Date of Award

Summer 2017

Document Type


Degree Name

Doctor of Philosophy in Computing Sciences - (Ph.D.)


Computer Science

First Advisor

Chase Qishi Wu

Second Advisor

Guiling Wang

Third Advisor

Roberto Rojas-Cessa

Fourth Advisor

Andrew Sohn

Fifth Advisor

Xiaoning Ding


Next-generation e-science is producing colossal amounts of data, now frequently termed as Big Data, on the order of terabyte at present and petabyte or even exabyte in the predictable future. These scientific applications typically feature data-intensive workflows comprised of moldable parallel computing jobs, such as MapReduce, with intricate inter-job dependencies.

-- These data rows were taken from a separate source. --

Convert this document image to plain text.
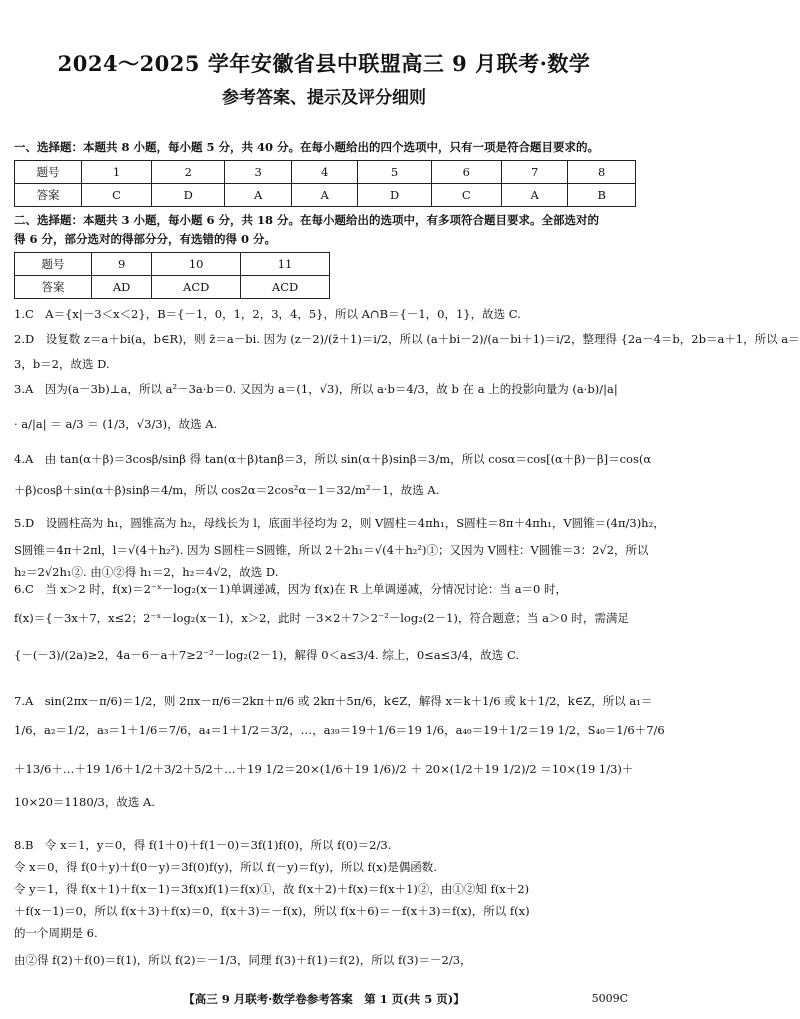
2024～2025 学年安徽省县中联盟高三 9 月联考·数学
参考答案、提示及评分细则
一、选择题：本题共 8 小题，每小题 5 分，共 40 分。在每小题给出的四个选项中，只有一项是符合题目要求的。
题号	1	2	3	4	5	6	7	8
答案	C	D	A	A	D	C	A	B
二、选择题：本题共 3 小题，每小题 6 分，共 18 分。在每小题给出的选项中，有多项符合题目要求。全部选对的
得 6 分，部分选对的得部分分，有选错的得 0 分。
题号	9	10	11
答案	AD	ACD	ACD

1.C　A＝{x|－3＜x＜2}，B＝{－1，0，1，2，3，4，5}，所以 A∩B＝{－1，0，1}，故选 C.

2.D　设复数 z＝a＋bi(a，b∈R)，则 z̄＝a－bi. 因为 (z－2)/(z̄＋1)＝i/2，所以 (a＋bi－2)/(a－bi＋1)＝i/2，整理得 {2a－4＝b，2b＝a＋1，所以 a＝

3，b＝2，故选 D.

3.A　因为(a－3b)⊥a，所以 a²－3a·b＝0. 又因为 a＝(1，√3)，所以 a·b＝4/3，故 b 在 a 上的投影向量为 (a·b)/|a|

· a/|a| ＝ a/3 ＝ (1/3，√3/3)，故选 A.

4.A　由 tan(α＋β)＝3cosβ/sinβ 得 tan(α＋β)tanβ＝3，所以 sin(α＋β)sinβ＝3/m，所以 cosα＝cos[(α＋β)－β]＝cos(α

＋β)cosβ＋sin(α＋β)sinβ＝4/m，所以 cos2α＝2cos²α－1＝32/m²－1，故选 A.

5.D　设圆柱高为 h₁，圆锥高为 h₂，母线长为 l，底面半径均为 2，则 V圆柱＝4πh₁，S圆柱＝8π＋4πh₁，V圆锥＝(4π/3)h₂，

S圆锥＝4π＋2πl，l＝√(4＋h₂²). 因为 S圆柱＝S圆锥，所以 2＋2h₁＝√(4＋h₂²)①；又因为 V圆柱：V圆锥＝3：2√2，所以

h₂＝2√2h₁②. 由①②得 h₁＝2，h₂＝4√2，故选 D.

6.C　当 x＞2 时，f(x)＝2⁻ˣ－log₂(x－1)单调递减，因为 f(x)在 R 上单调递减，分情况讨论：当 a＝0 时，

f(x)＝{－3x＋7，x≤2；2⁻ˣ－log₂(x－1)，x＞2，此时 －3×2＋7＞2⁻²－log₂(2－1)，符合题意；当 a＞0 时，需满足

{－(－3)/(2a)≥2，4a－6－a＋7≥2⁻²－log₂(2－1)，解得 0＜a≤3/4. 综上，0≤a≤3/4，故选 C.

7.A　sin(2πx－π/6)＝1/2，则 2πx－π/6＝2kπ＋π/6 或 2kπ＋5π/6，k∈Z，解得 x＝k＋1/6 或 k＋1/2，k∈Z，所以 a₁＝

1/6，a₂＝1/2，a₃＝1＋1/6＝7/6，a₄＝1＋1/2＝3/2，…，a₃₉＝19＋1/6＝19 1/6，a₄₀＝19＋1/2＝19 1/2，S₄₀＝1/6＋7/6

＋13/6＋…＋19 1/6＋1/2＋3/2＋5/2＋…＋19 1/2＝20×(1/6＋19 1/6)/2 ＋ 20×(1/2＋19 1/2)/2 ＝10×(19 1/3)＋

10×20＝1180/3，故选 A.

8.B　令 x＝1，y＝0，得 f(1＋0)＋f(1－0)＝3f(1)f(0)，所以 f(0)＝2/3.

令 x＝0，得 f(0＋y)＋f(0－y)＝3f(0)f(y)，所以 f(－y)＝f(y)，所以 f(x)是偶函数.

令 y＝1，得 f(x＋1)＋f(x－1)＝3f(x)f(1)＝f(x)①，故 f(x＋2)＋f(x)＝f(x＋1)②，由①②知 f(x＋2)

＋f(x－1)＝0，所以 f(x＋3)＋f(x)＝0，f(x＋3)＝－f(x)，所以 f(x＋6)＝－f(x＋3)＝f(x)，所以 f(x)

的一个周期是 6.

由②得 f(2)＋f(0)＝f(1)，所以 f(2)＝－1/3，同理 f(3)＋f(1)＝f(2)，所以 f(3)＝－2/3，

【高三 9 月联考·数学卷参考答案　第 1 页(共 5 页)】	5009C
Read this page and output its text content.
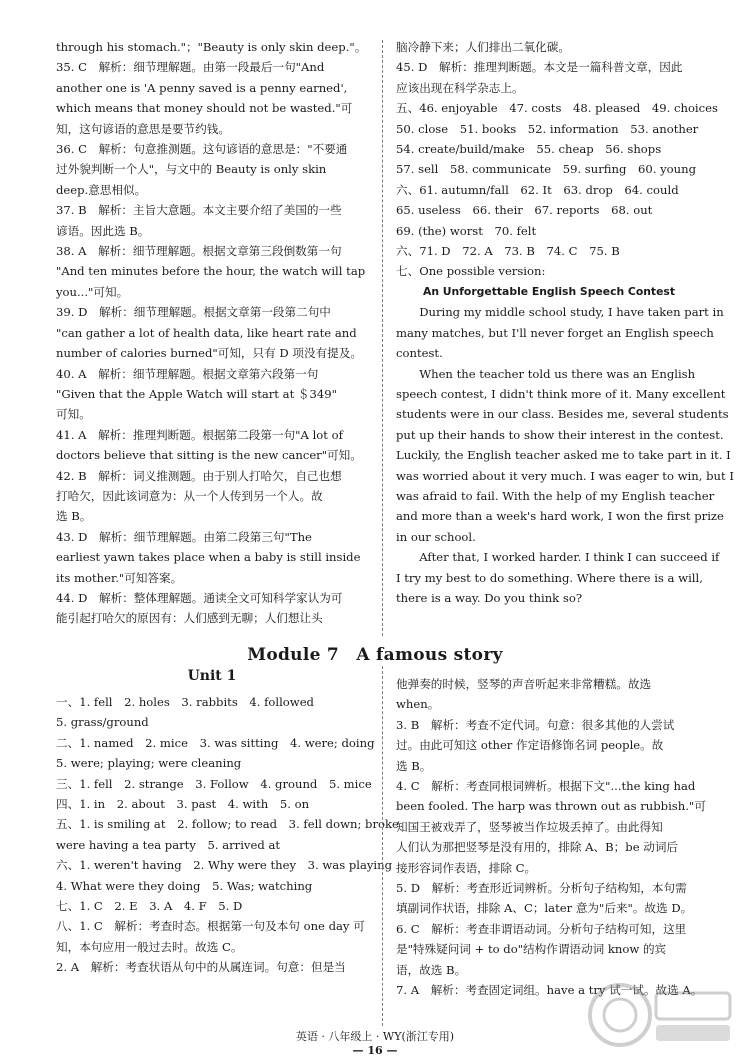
through his stomach."；"Beauty is only skin deep."。
35. C　解析：细节理解题。由第一段最后一句"And
another one is 'A penny saved is a penny earned',
which means that money should not be wasted."可
知，这句谚语的意思是要节约钱。
36. C　解析：句意推测题。这句谚语的意思是："不要通
过外貌判断一个人"，与文中的 Beauty is only skin
deep.意思相似。
37. B　解析：主旨大意题。本文主要介绍了美国的一些
谚语。因此选 B。
38. A　解析：细节理解题。根据文章第三段倒数第一句
"And ten minutes before the hour, the watch will tap
you..."可知。
39. D　解析：细节理解题。根据文章第一段第二句中
"can gather a lot of health data, like heart rate and
number of calories burned"可知，只有 D 项没有提及。
40. A　解析：细节理解题。根据文章第六段第一句
"Given that the Apple Watch will start at ＄349"
可知。
41. A　解析：推理判断题。根据第二段第一句"A lot of
doctors believe that sitting is the new cancer"可知。
42. B　解析：词义推测题。由于别人打哈欠，自己也想
打哈欠，因此该词意为：从一个人传到另一个人。故
选 B。
43. D　解析：细节理解题。由第二段第三句"The
earliest yawn takes place when a baby is still inside
its mother."可知答案。
44. D　解析：整体理解题。通读全文可知科学家认为可
能引起打哈欠的原因有：人们感到无聊；人们想让头
脑冷静下来；人们排出二氧化碳。
45. D　解析：推理判断题。本文是一篇科普文章，因此
应该出现在科学杂志上。
五、46. enjoyable　47. costs　48. pleased　49. choices
50. close　51. books　52. information　53. another
54. create/build/make　55. cheap　56. shops
57. sell　58. communicate　59. surfing　60. young
六、61. autumn/fall　62. It　63. drop　64. could
65. useless　66. their　67. reports　68. out
69. (the) worst　70. felt
六、71. D　72. A　73. B　74. C　75. B
七、One possible version:
An Unforgettable English Speech Contest
During my middle school study, I have taken part in
many matches, but I'll never forget an English speech
contest.
When the teacher told us there was an English
speech contest, I didn't think more of it. Many excellent
students were in our class. Besides me, several students
put up their hands to show their interest in the contest.
Luckily, the English teacher asked me to take part in it. I
was worried about it very much. I was eager to win, but I
was afraid to fail. With the help of my English teacher
and more than a week's hard work, I won the first prize
in our school.
After that, I worked harder. I think I can succeed if
I try my best to do something. Where there is a will,
there is a way. Do you think so?
Module 7　A famous story
Unit 1
一、1. fell　2. holes　3. rabbits　4. followed
5. grass/ground
二、1. named　2. mice　3. was sitting　4. were; doing
5. were; playing; were cleaning
三、1. fell　2. strange　3. Follow　4. ground　5. mice
四、1. in　2. about　3. past　4. with　5. on
五、1. is smiling at　2. follow; to read　3. fell down; broke
were having a tea party　5. arrived at
六、1. weren't having　2. Why were they　3. was playing
4. What were they doing　5. Was; watching
七、1. C　2. E　3. A　4. F　5. D
八、1. C　解析：考查时态。根据第一句及本句 one day 可
知，本句应用一般过去时。故选 C。
2. A　解析：考查状语从句中的从属连词。句意：但是当
他弹奏的时候，竖琴的声音听起来非常糟糕。故选
when。
3. B　解析：考查不定代词。句意：很多其他的人尝试
过。由此可知这 other 作定语修饰名词 people。故
选 B。
4. C　解析：考查同根词辨析。根据下文"...the king had
been fooled. The harp was thrown out as rubbish."可
知国王被戏弄了，竖琴被当作垃圾丢掉了。由此得知
人们认为那把竖琴是没有用的，排除 A、B；be 动词后
接形容词作表语，排除 C。
5. D　解析：考查形近词辨析。分析句子结构知，本句需
填副词作状语，排除 A、C；later 意为"后来"。故选 D。
6. C　解析：考查非谓语动词。分析句子结构可知，这里
是"特殊疑问词 + to do"结构作谓语动词 know 的宾
语，故选 B。
7. A　解析：考查固定词组。have a try 试一试。故选 A。
英语 · 八年级上 · WY(浙江专用)
— 16 —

The granularity of task partitioning in each moldable job of such big data workflows has a significant impact on workflow completion time, energy consumption, and financial cost if executed in clouds, which remains largely unexplored. This dissertation conducts an in-depth investigation into the properties of moldable jobs and provides an experiment-based validation of the performance model where the total workload of a moldable job increases along with the degree of parallelism. Furthermore, this dissertation conducts rigorous research on workflow execution dynamics in resource sharing environments and explores the interactions between workflow mapping and task scheduling on various computing platforms. A workflow optimization architecture is developed to seamlessly integrate three interrelated technical components, i.e., resource allocation, job mapping, and task scheduling.